Electron microscopy and symmetry analysis

Microtubule–Dam1 complexes were revealed by electron microscopy of negatively stained samples. Dam1 complex (20 µl, 30 µM) was incubated with 20 µl of Taxol-stabilized microtubules (3.75 µM) for 15 min at 37 °C, pelleted at 139,000g in a TL100 rotor and resuspended in 40 µl of PEM (containing 1 mM GTP and 10 µM Taxol). The sample was stained with uranyl acetate and electron microscopic images were recorded as described previously3. The rotational symmetry of the Dam1 complexes around the microtubules as seen in end-on views was analysed with the SPIDER image processing package30. The end-on microtubule–Dam1 ring image was translated so that its rotation centre coincided with the image centre. The microtubule density was masked so that only the outer density corresponding to the Dam1 ring remained.
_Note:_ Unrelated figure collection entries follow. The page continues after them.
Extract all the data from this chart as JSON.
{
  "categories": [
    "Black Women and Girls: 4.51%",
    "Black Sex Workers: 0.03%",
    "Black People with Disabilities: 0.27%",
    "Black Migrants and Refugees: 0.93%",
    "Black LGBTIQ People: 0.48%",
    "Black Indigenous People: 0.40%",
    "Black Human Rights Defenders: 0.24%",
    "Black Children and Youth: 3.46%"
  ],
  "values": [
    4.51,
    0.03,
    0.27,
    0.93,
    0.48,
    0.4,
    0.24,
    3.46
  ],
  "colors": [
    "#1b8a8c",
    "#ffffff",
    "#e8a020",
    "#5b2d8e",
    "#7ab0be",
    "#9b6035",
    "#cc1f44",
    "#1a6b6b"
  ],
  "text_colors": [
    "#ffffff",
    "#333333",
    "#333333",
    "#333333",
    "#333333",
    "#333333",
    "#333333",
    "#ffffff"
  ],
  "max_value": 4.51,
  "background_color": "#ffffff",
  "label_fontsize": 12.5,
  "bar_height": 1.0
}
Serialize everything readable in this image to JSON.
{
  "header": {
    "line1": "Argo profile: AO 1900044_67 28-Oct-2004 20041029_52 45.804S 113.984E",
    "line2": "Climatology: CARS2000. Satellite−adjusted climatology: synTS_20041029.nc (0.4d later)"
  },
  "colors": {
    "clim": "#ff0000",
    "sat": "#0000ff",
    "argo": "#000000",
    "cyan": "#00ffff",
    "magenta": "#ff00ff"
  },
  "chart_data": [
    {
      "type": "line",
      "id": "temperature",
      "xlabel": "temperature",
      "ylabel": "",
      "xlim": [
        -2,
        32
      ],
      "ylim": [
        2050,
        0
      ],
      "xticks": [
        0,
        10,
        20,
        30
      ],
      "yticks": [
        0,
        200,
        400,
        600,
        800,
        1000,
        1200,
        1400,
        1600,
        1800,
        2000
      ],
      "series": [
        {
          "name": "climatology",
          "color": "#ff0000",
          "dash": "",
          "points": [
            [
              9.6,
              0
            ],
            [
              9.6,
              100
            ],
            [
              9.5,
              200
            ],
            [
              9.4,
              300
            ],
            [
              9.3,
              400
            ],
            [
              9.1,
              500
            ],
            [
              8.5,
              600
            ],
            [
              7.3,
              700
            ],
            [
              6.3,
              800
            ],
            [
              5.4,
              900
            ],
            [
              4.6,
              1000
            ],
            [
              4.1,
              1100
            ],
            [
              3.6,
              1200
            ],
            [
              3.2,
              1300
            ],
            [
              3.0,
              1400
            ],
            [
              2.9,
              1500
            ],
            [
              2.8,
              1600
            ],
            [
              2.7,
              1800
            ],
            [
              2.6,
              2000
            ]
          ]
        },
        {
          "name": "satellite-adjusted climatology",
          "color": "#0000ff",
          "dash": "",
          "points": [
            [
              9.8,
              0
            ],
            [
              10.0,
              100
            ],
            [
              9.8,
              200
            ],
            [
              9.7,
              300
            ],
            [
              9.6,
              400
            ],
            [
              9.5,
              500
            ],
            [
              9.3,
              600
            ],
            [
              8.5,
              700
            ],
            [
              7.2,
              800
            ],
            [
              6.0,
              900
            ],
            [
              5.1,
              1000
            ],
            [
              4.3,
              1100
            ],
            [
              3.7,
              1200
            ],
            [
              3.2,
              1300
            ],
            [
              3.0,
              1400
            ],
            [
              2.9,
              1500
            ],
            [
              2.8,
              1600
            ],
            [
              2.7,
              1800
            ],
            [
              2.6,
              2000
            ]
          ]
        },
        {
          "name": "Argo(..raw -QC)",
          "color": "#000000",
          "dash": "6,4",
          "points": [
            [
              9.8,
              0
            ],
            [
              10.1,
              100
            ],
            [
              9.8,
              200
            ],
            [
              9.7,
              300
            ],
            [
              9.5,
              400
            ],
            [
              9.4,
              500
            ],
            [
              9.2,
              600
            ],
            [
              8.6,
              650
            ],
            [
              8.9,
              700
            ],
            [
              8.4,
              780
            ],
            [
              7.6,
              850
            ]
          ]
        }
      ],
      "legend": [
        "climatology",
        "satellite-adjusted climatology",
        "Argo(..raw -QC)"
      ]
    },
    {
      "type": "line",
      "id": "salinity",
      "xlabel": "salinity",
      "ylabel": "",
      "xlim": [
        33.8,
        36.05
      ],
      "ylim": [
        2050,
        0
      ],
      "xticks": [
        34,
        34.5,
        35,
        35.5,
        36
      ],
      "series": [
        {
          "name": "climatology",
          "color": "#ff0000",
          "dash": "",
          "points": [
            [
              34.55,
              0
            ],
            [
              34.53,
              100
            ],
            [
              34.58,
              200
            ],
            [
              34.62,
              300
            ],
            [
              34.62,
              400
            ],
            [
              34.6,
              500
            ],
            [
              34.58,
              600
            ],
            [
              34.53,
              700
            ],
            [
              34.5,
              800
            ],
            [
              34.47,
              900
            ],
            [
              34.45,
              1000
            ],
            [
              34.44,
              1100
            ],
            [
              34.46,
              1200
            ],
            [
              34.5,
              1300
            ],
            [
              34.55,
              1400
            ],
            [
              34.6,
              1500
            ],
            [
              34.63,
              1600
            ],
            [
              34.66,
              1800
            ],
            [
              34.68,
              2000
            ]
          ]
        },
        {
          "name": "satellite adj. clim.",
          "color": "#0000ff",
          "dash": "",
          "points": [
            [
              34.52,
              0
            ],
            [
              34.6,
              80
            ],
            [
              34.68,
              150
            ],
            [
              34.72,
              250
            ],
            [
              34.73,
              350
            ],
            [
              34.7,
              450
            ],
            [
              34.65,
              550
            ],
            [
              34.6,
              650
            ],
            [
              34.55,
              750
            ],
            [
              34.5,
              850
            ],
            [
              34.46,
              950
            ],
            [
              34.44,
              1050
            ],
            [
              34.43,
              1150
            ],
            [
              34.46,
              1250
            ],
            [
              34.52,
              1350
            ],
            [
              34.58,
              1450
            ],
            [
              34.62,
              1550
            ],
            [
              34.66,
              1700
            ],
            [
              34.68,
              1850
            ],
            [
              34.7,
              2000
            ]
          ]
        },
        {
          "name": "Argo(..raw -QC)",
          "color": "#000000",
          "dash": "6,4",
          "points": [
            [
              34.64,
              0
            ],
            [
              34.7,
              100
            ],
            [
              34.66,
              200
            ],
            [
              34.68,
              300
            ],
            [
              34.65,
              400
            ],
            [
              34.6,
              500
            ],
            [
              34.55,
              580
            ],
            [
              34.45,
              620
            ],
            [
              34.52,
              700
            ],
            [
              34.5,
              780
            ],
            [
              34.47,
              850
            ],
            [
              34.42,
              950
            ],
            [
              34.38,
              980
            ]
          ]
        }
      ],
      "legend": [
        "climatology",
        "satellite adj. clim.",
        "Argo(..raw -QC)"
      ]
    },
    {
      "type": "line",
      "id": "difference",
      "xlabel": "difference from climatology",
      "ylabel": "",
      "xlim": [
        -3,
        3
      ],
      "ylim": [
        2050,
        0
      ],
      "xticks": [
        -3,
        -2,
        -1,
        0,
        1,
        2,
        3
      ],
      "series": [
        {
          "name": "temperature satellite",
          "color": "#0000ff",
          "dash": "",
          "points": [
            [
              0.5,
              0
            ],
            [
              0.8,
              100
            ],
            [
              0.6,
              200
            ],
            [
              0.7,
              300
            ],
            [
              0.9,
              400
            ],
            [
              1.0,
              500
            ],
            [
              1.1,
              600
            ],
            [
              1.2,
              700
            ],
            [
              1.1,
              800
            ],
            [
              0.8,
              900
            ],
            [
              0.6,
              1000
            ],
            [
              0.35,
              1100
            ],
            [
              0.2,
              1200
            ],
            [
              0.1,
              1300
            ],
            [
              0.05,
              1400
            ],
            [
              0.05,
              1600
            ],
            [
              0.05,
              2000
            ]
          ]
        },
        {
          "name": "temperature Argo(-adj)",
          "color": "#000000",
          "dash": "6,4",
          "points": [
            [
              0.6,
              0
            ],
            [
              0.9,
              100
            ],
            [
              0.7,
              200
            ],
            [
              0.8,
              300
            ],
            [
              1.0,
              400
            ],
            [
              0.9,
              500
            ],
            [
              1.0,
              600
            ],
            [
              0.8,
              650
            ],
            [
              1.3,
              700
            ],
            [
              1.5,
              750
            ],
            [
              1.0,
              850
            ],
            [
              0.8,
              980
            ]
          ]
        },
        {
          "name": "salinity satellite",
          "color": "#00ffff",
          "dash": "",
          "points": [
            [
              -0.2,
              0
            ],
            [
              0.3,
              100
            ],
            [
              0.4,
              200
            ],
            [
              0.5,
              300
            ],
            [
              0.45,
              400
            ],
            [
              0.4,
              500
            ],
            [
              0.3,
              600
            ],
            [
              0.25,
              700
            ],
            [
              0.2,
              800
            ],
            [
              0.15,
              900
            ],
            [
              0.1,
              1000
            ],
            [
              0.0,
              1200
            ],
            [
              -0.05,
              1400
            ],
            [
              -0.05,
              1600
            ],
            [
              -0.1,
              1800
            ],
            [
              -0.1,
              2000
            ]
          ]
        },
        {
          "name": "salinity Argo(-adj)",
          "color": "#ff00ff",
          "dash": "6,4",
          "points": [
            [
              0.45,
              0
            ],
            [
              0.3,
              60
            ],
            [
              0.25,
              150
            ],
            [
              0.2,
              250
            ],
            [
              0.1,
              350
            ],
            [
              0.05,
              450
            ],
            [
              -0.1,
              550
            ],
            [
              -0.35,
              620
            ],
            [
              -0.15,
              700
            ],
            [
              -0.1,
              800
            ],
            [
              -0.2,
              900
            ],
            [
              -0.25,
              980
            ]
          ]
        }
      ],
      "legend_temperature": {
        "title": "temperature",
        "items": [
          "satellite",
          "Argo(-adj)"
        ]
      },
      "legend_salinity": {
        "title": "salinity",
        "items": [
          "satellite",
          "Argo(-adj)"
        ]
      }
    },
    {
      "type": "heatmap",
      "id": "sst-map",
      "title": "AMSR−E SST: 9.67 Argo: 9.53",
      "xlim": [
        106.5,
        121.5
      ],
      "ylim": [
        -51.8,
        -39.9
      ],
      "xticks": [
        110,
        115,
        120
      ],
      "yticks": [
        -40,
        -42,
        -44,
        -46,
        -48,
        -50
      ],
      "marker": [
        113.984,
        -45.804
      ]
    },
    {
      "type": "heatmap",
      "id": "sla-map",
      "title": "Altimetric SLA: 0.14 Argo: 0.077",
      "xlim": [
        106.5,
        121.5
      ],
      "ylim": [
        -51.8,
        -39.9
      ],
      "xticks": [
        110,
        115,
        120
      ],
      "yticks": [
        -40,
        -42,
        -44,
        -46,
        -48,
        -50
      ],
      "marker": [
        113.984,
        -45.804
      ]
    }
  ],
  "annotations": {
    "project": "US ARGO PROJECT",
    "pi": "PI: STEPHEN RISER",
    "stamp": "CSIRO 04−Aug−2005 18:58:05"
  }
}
The ring was then rotated at different angles and the cross-correlation coefficients with the original ring were calculated. A maximum in the cross-correlation profile as a function of the rotation angle was found every 22.5°, corresponding to a 16-fold rotational symmetry. Different rotational averages of the Dam1 ring density at and around the correct rotational symmetry (16-fold) were then calculated with SPIDER.